C'est bien ici, comme le disait le Président de la République, lorsqu'il est venu à Athènes au mois de septembre, c'est "à l'ombre de l'Acropole que nos racines, nos valeurs démocratiques ont pris naissance". Il y a ce symbole-là qui est encore plus fort aujourd'hui dans la mesure où jamais nos relations ont été aussi fortes depuis très longtemps. Le partenariat stratégique en est la traduction. Mais il est aussi un nouveau point de départ, que tu as évoqué et que nous allons concrétiser au fur et à mesure des mois.
Je souhaitais aussi, au moment où la présidence française du Conseil de l'Union européenne va commencer, venir aussi pour écouter notre partenaire grec sur ses attentes et pour préparer mieux encore notre rôle futur à partir du 1er janvier.

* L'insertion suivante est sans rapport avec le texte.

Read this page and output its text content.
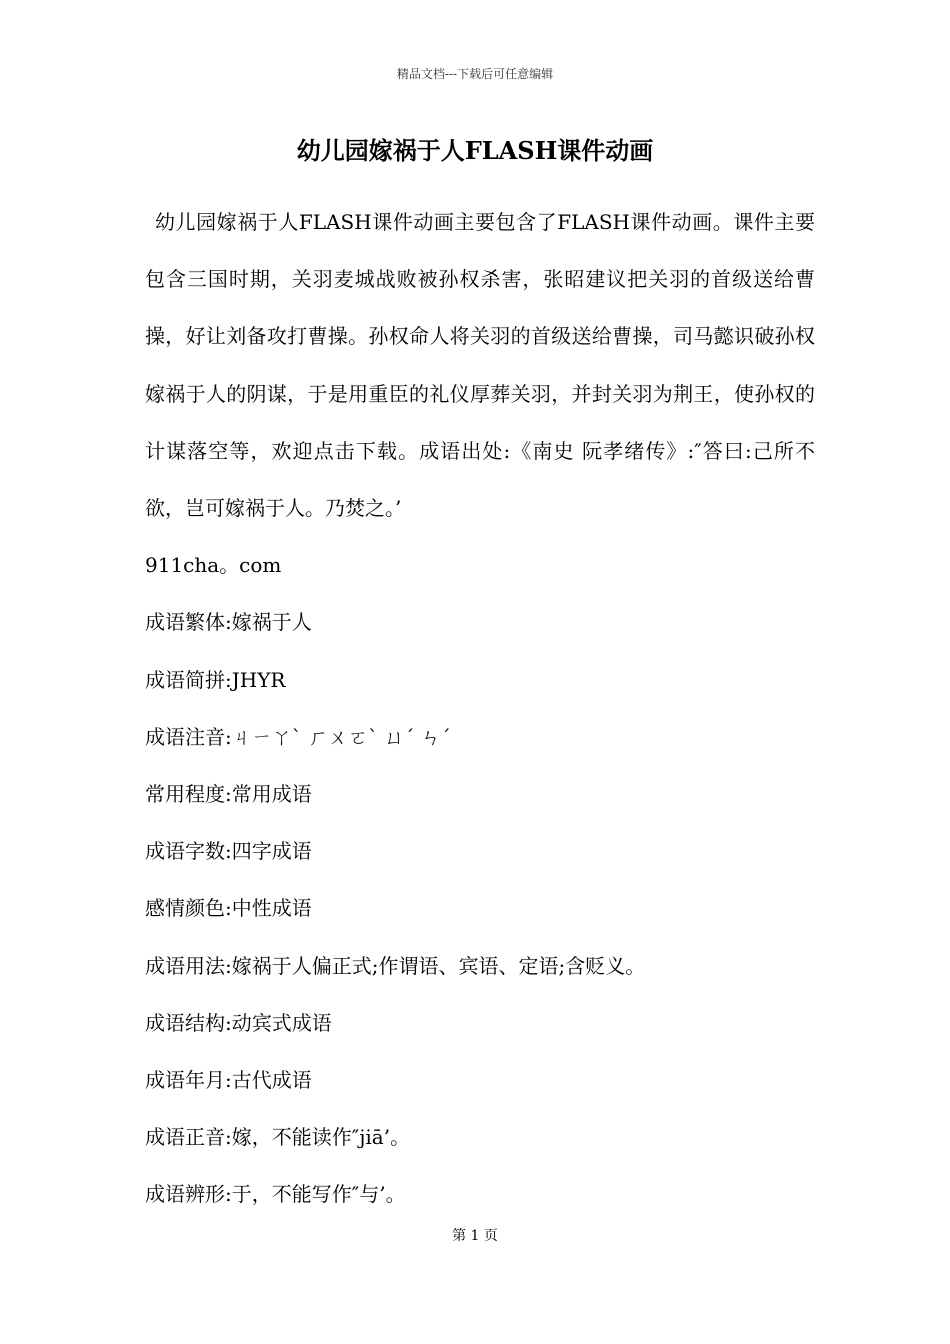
精品文档---下载后可任意编辑
幼儿园嫁祸于人FLASH课件动画

幼儿园嫁祸于人FLASH课件动画主要包含了FLASH课件动画。课件主要包含三国时期，关羽麦城战败被孙权杀害，张昭建议把关羽的首级送给曹操，好让刘备攻打曹操。孙权命人将关羽的首级送给曹操，司马懿识破孙权嫁祸于人的阴谋，于是用重臣的礼仪厚葬关羽，并封关羽为荆王，使孙权的计谋落空等，欢迎点击下载。成语出处:《南史 阮孝绪传》:″答曰:己所不欲，岂可嫁祸于人。乃焚之。’

911cha。com

成语繁体:嫁祸于人

成语简拼:JHYR

成语注音:ㄐㄧㄚˋ ㄏㄨㄛˋ ㄩˊ ㄣˊ

常用程度:常用成语

成语字数:四字成语

感情颜色:中性成语

成语用法:嫁祸于人偏正式;作谓语、宾语、定语;含贬义。

成语结构:动宾式成语

成语年月:古代成语

成语正音:嫁，不能读作″jiā’。

成语辨形:于，不能写作″与’。

第 1 页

Nous avons eu l'opportunité ensemble de parler d'un sujet essentiel pour l'Union, et d'un sujet pour lequel la France essaiera de faire aboutir le concept : celui de la "Boussole stratégique" et des moyens de préparer collectivement l'Union et ses Etats membres au nouvel environnement géostratégique qui est le nôtre, qui est un monde plus brutal, un monde où les transformations s'accélèrent, où les compétitivités s'accroissent, mais où aussi les tentatives de déstabilisation dans notre voisinage se font de plus en plus nombreuses et de plus en plus répétées. L'enjeu de cette Boussole stratégique est de faire en sorte que l'Union européenne se donne les moyens de sa souveraineté et considère que, dans ce concept, la Grèce est un pays clé pour la défense de nos intérêts, mais aussi pour la mise en oeuvre de la souveraineté européenne. Parce que la souveraineté européenne, ce n'est pas la substitution des souverainetés nationales. C'est un plus par rapport aux souverainetés nationales, c'est un renforcement des souverainetés. C'est ainsi que nous déclinons ce concept. Donc, nous aurons à évoquer tout cela en définissant une approche proprement européenne des menaces qui pèsent sur nous, en renforçant nos capacités opérationnelles et industrielles et en défendant nos intérêts et notre liberté d'action dans ce qu'on appelle les espaces contestés. Les espaces contestés, ce sont ces espaces qui logiquement appartiennent à tout le monde, à condition qu'ils soient régulés, et qui en fait deviennent contestés par les uns ou par les autres, par telle ou telle puissance. Dans les espaces contestés, il y a la mer, il y a l'espace et le cyber. Trois espaces sous lesquels il faut garder cet espèce de partage commun que nous devons avoir à l'égard de ces espaces et en même temps la nécessité de réguler. C'est tout cela qui sera dans le concept de Boussole stratégique.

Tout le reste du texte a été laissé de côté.